TAMPA, Fla. — Ybor City could be the new home of the Tampa Bay Rays in the coming years.
At a news conference on Friday afternoon, officials gathered to announce their mission to bring the Tampa Bay Rays from St. Petersburg to Ybor City.
Hillsborough County Commissioner Ken Hagan, Chuck Sykes, CEO of Sykes Enterprises, Ron Christaldi, Partner at Shumaker, Loop and Kendrick, LLP, Mayor Bob Buckhorn and the Principal Owner of the Tampa Bay Rays, Stuart Sternberg, were on hand to make the announcement and take questions about the future of the major league baseball team.
Rays owner Stu Sternberg didn't reveal too many design details, but did mention a roof.
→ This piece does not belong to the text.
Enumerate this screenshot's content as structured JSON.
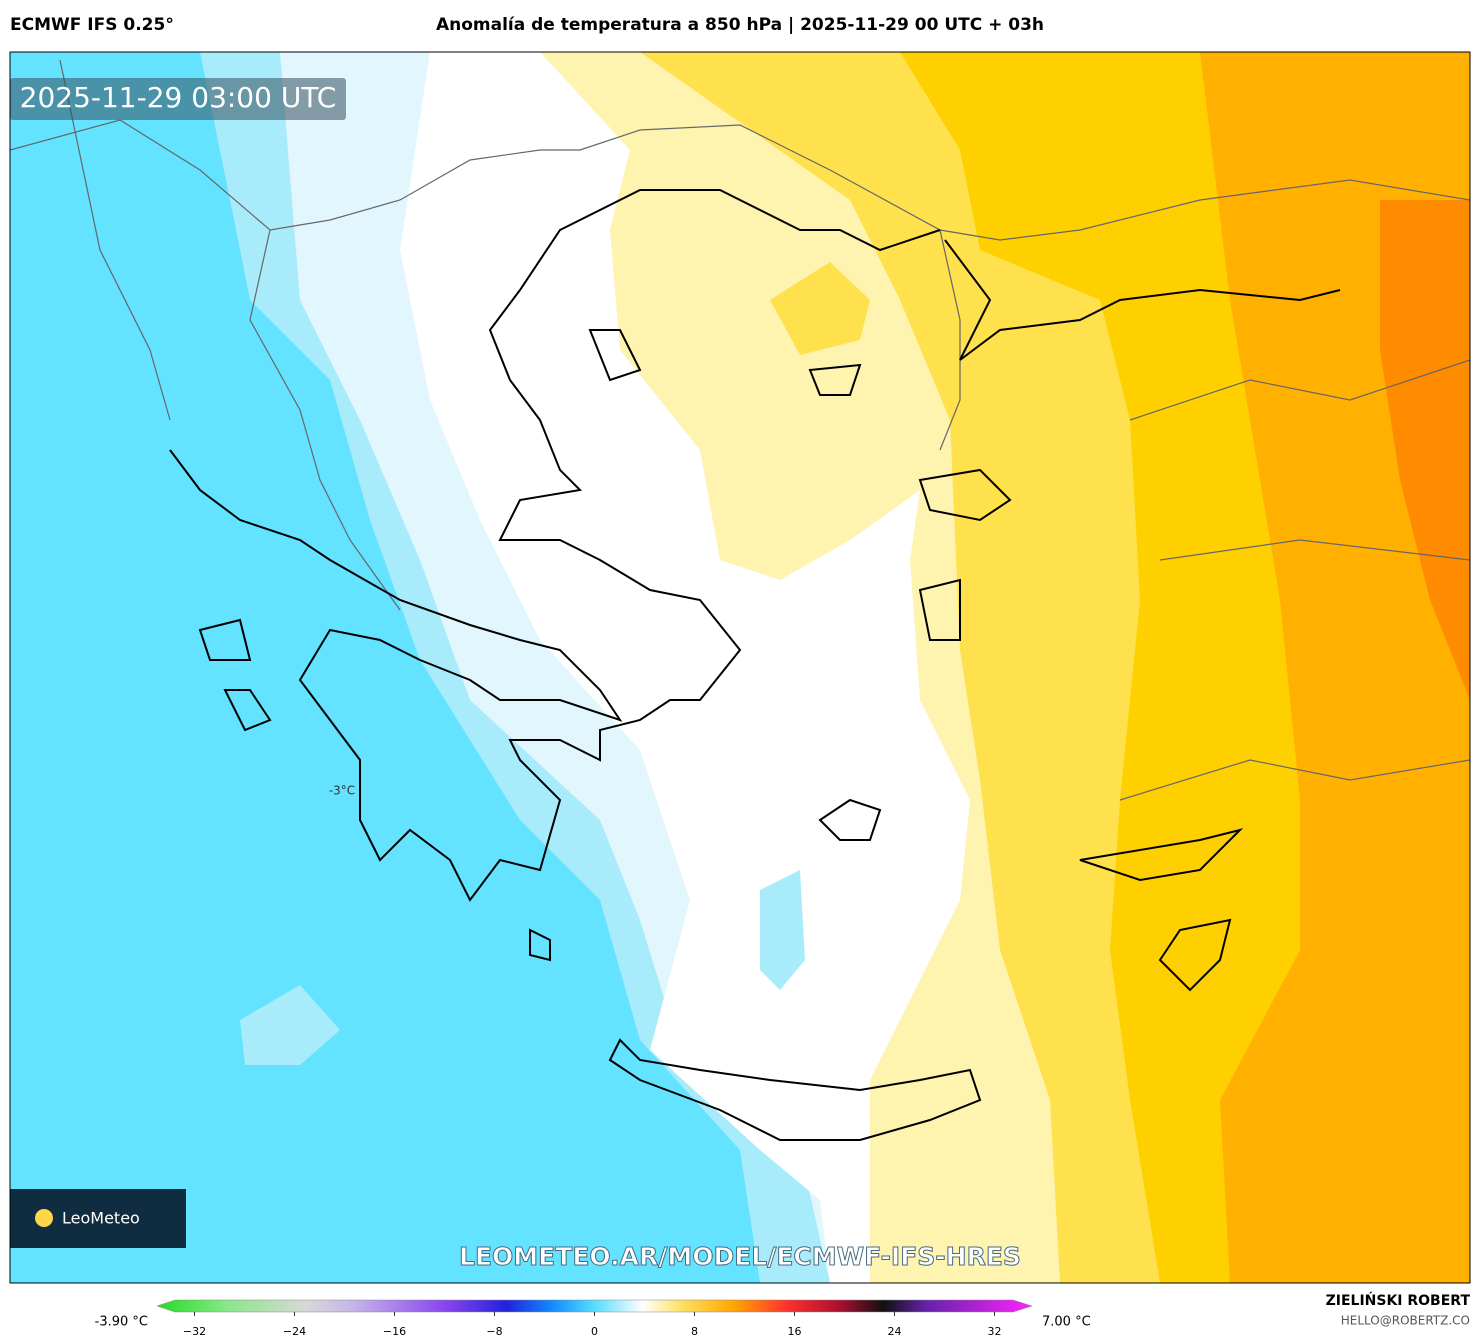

"We're going to need a roof-- retractable or fixed-- we're going to see as the process goes along. No decision's been made on that," he said.
With the announcement, comes a petition for residents to show their support of the movement. Click here to learn more.
Watch the news conference below:
"This is going to be far more complex than what Raymond James was, which was one source entirely paid for by the taxpayers. This transaction will not look anything like that." - Mayor Buckhorn
“The Ybor City Chamber conducted a poll immediately after our October announcement, in which 92% of the businesses said that it will be good for Ybor City," said Hagan. “The Rays are not going to stay in St. Pete. They’re either going to be in Ybor or another region.”
However, some St. Pete residents are skeptical.
"I feel like the demands that the Rays make on a city are just absolutely ridiculous for an organization that is making plenty of money to support themselves," Caleb Cain said.
In October 2017, Action News reported land located between Channelside Drive, Adamo Drive, N. 15th Street, and E. 4th Avenue would be the boundaries for the new stadium.
Some local business owners are hoping they will see the benefits of such a large scale project.
"That means a lot to construction folks and a variety of vendors-- concrete, brick masonry," Ybor City business owner Travis Horn said.
Currently, the Ybor City location is an expansive industrial site.
St. Petersburg Mayor Rick Kriseman weighed in on the news via Twitter:
This is the process unfolding as envisioned in order to keep the Rays in TB. The easy part is picking a favorite site. Hard part is figuring out the rest. I believe the Trop site is the best future home for the Rays, but we will also begin to master plan the site w/o a stadium.
— Rick Kriseman (@Kriseman) February 8, 2018
In October 2017, Tampa Bay Rays President Brian Auld issued the following statement in response to the proposed Ybor location:
“This is another important step in the site selection process, and we are grateful for the time and attention that went into making it a possibility. We look forward to getting to work evaluating this option, along with those in Pinellas County including the Tropicana Field site, as a potential future home for Rays Baseball in Tampa Bay for generations to come.”
The city of St. Petersburg launched a campaign called Baseball Forever to keep the Rays at Tropicana Field.
Fans in St. Petersburg tell ABC Action News, they'll miss the convenience of having a major league team nearby.
“It’s sad on one level because I mean, I love baseball, I’m a baseball guy. And to lose that in any community is a big loss," said Christopher Herd, who lives next to Tropicana Field.
Ybor residents are preparing now for the unavoidable changes to come if the stadium is built in their backyard.
“I suspect it will be more like Gasparilla during game days where it’s packed, there’s no place to park," said Richard Senker.
“The parking lot that’s actually in Ybor City, there’s no way that can handle the volume of a Rays baseball game," said Roger Noble.
The Rays contract with St. Pete runs through 2027, but the city has agreed to let the team pay to leave early.
If financing goes as planned, Hagan says the first Rays game in Tampa could happen by 2022.